Elly ist der Herrscher der Welt, eher des Universums. Er ist der Größte, Stärkste und der Schönste ist er sowieso. Das ist als Konzept aber fast nicht 24 Stunden lang durchzuhalten, also ist Elly zwischendrin erschöpft. Und manchmal dann doch einfach drei Jahre alt und klein mit großen Händen, Füßen und sehr viel Haar. Nach dem Bett-Spring-Jodel-Kontest geht der Tag zu Ende und die gesammelten Eindrücke finden in Elly's Kopf keinen Platz. Ich geh nochmal zu Beanie ins Bett, verkündet das Kind. Aber pups hier bloß nicht wieder rum, sagt der große Bruder, der Koala kann den Gestank gar nicht gut aushalten. 5 Minuten später wird es laut. Elly hat gepupst, brüllen Koala und Linus im Chor. Wedel das doch einfach weg, empfiehlt der sichtlich begeisterte Elly.
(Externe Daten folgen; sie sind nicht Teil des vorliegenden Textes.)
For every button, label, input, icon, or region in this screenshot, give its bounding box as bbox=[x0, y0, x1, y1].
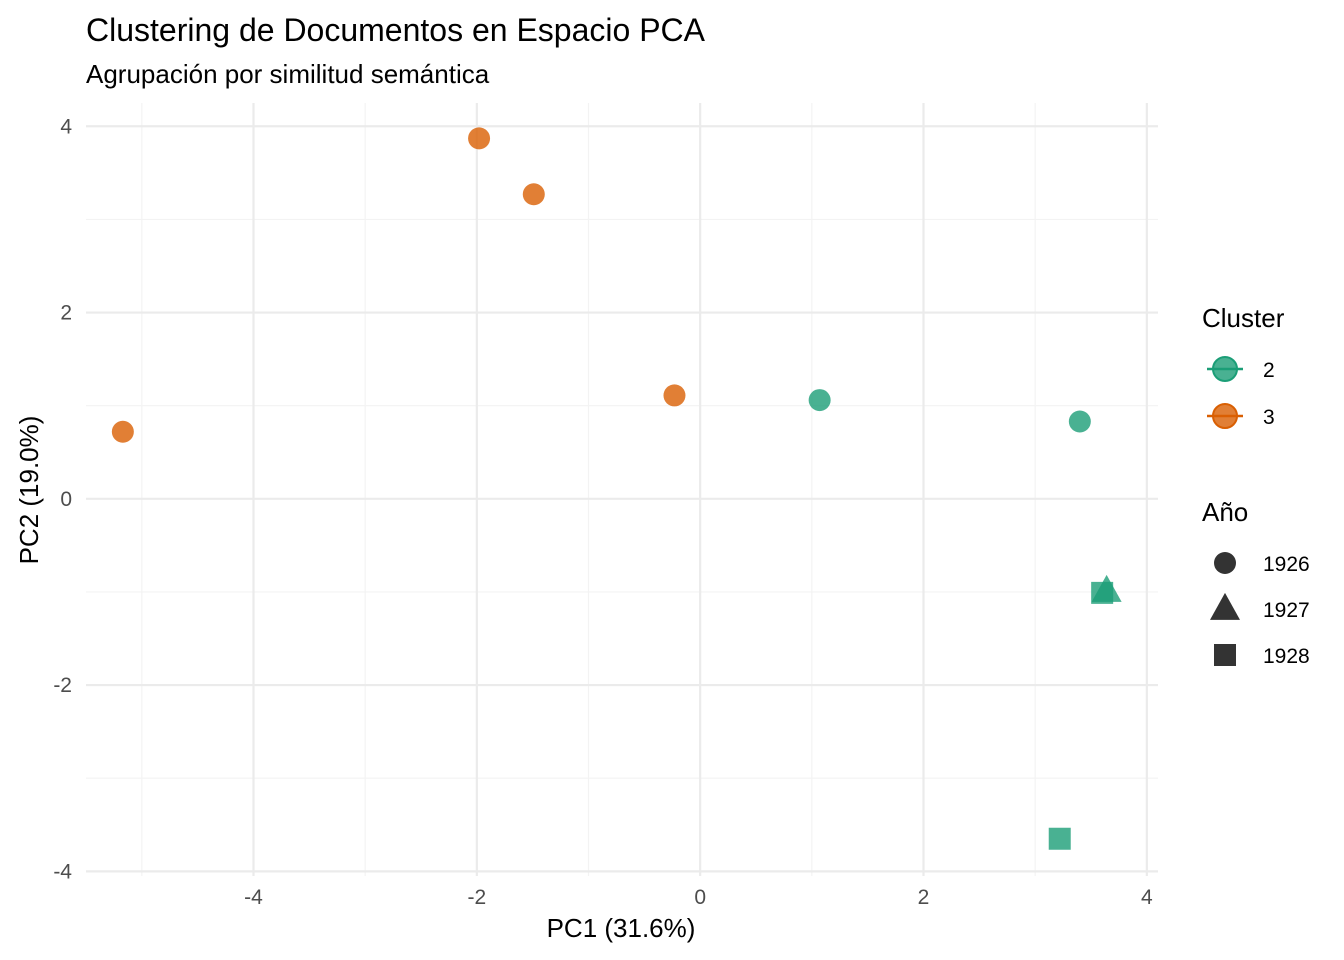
data-points bbox=[111, 127, 1122, 850]
cluster-legend-title: Cluster bbox=[1202, 303, 1285, 333]
x-tick-label: 4 bbox=[1141, 886, 1153, 909]
data-point-9 bbox=[1048, 827, 1071, 850]
cluster-legend-key-3 bbox=[1212, 403, 1238, 429]
data-point-3 bbox=[663, 384, 686, 407]
data-point-6 bbox=[1068, 410, 1091, 433]
year-legend: Año 1926 1927 1928 bbox=[1202, 497, 1310, 668]
year-legend-key-1928 bbox=[1214, 644, 1236, 666]
data-point-2 bbox=[522, 183, 545, 206]
x-tick-label: 2 bbox=[918, 886, 930, 909]
year-legend-key-1926 bbox=[1214, 552, 1236, 574]
data-point-4 bbox=[111, 420, 134, 443]
year-legend-label-1928: 1928 bbox=[1263, 645, 1310, 668]
y-axis-ticks: -4 -2 0 2 4 bbox=[53, 115, 72, 883]
cluster-legend-label-3: 3 bbox=[1263, 406, 1275, 429]
y-tick-label: -4 bbox=[53, 860, 72, 883]
y-tick-label: -2 bbox=[53, 674, 72, 697]
year-legend-key-1927 bbox=[1210, 592, 1240, 620]
data-point-1 bbox=[468, 127, 491, 150]
year-legend-title: Año bbox=[1202, 497, 1248, 527]
cluster-legend-label-2: 2 bbox=[1263, 359, 1275, 382]
chart-title: Clustering de Documentos en Espacio PCA bbox=[86, 12, 706, 48]
x-axis-ticks: -4 -2 0 2 4 bbox=[244, 886, 1153, 909]
y-tick-label: 2 bbox=[60, 302, 72, 325]
x-axis-title: PC1 (31.6%) bbox=[547, 913, 696, 943]
data-point-8 bbox=[1091, 581, 1114, 604]
x-tick-label: -4 bbox=[244, 886, 263, 909]
year-legend-label-1926: 1926 bbox=[1263, 553, 1310, 576]
plot-grid bbox=[86, 103, 1158, 876]
y-tick-label: 4 bbox=[60, 115, 72, 138]
year-legend-label-1927: 1927 bbox=[1263, 599, 1310, 622]
cluster-legend-key-2 bbox=[1212, 356, 1238, 382]
y-axis-title: PC2 (19.0%) bbox=[14, 416, 44, 565]
chart-subtitle: Agrupación por similitud semántica bbox=[86, 59, 490, 89]
cluster-legend: Cluster 2 3 bbox=[1202, 303, 1285, 429]
y-tick-label: 0 bbox=[60, 488, 72, 511]
data-point-5 bbox=[808, 389, 831, 412]
x-tick-label: -2 bbox=[467, 886, 486, 909]
x-tick-label: 0 bbox=[694, 886, 706, 909]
Mama, hol mal das Sprüh!!!! Nach kurzer Zeit legt sich beruhigender Kokos-Geruch über das still werdende Zimmer und als ich später nochmal nachschaue riecht es, wie an einem amerikanischen Strand zur besten Sonnenbad-Zeit.
Das Baby soll schlafen, aber das ist nicht so einfach. Die Welt ist groß, aufregend, die Tage sind voll und nebendran springt Elly lautstark jodelnd auf seinem Eiscreme-Bett. Das ist eher nicht hilfreich. Da findet das Baby etwas ganz Tolles: klein und weich und beweglich, krabbelig, zart und genau da, wo man es braucht. Liebevoll hält es sich selbst an der Hand, dreht sich zur Seite und schläft ein.
Wenn man sich mag und kennt, dann ist Hilfe nie ganz weit entfernt. Diese große Liebe zu sich und das Urvertrauen in die eigenen Fähigkeiten bringen Kinder mit. Herausfordernd wird es, wenn man Strategien entwickeln soll, das, was hilft, in etwas allzeit Abrufbares zu verwandeln. Da muss man eigentlich gar nichts institutionalisieren, sondern eher die richtigen Fragen stellen. Was hilft dir? Was brauchst du? Wo fühlst du dich sicher? Die besten Strategien sind immer die, die zufällig an einem vorbeikommen. Now excuse me, I have some coconuting to do.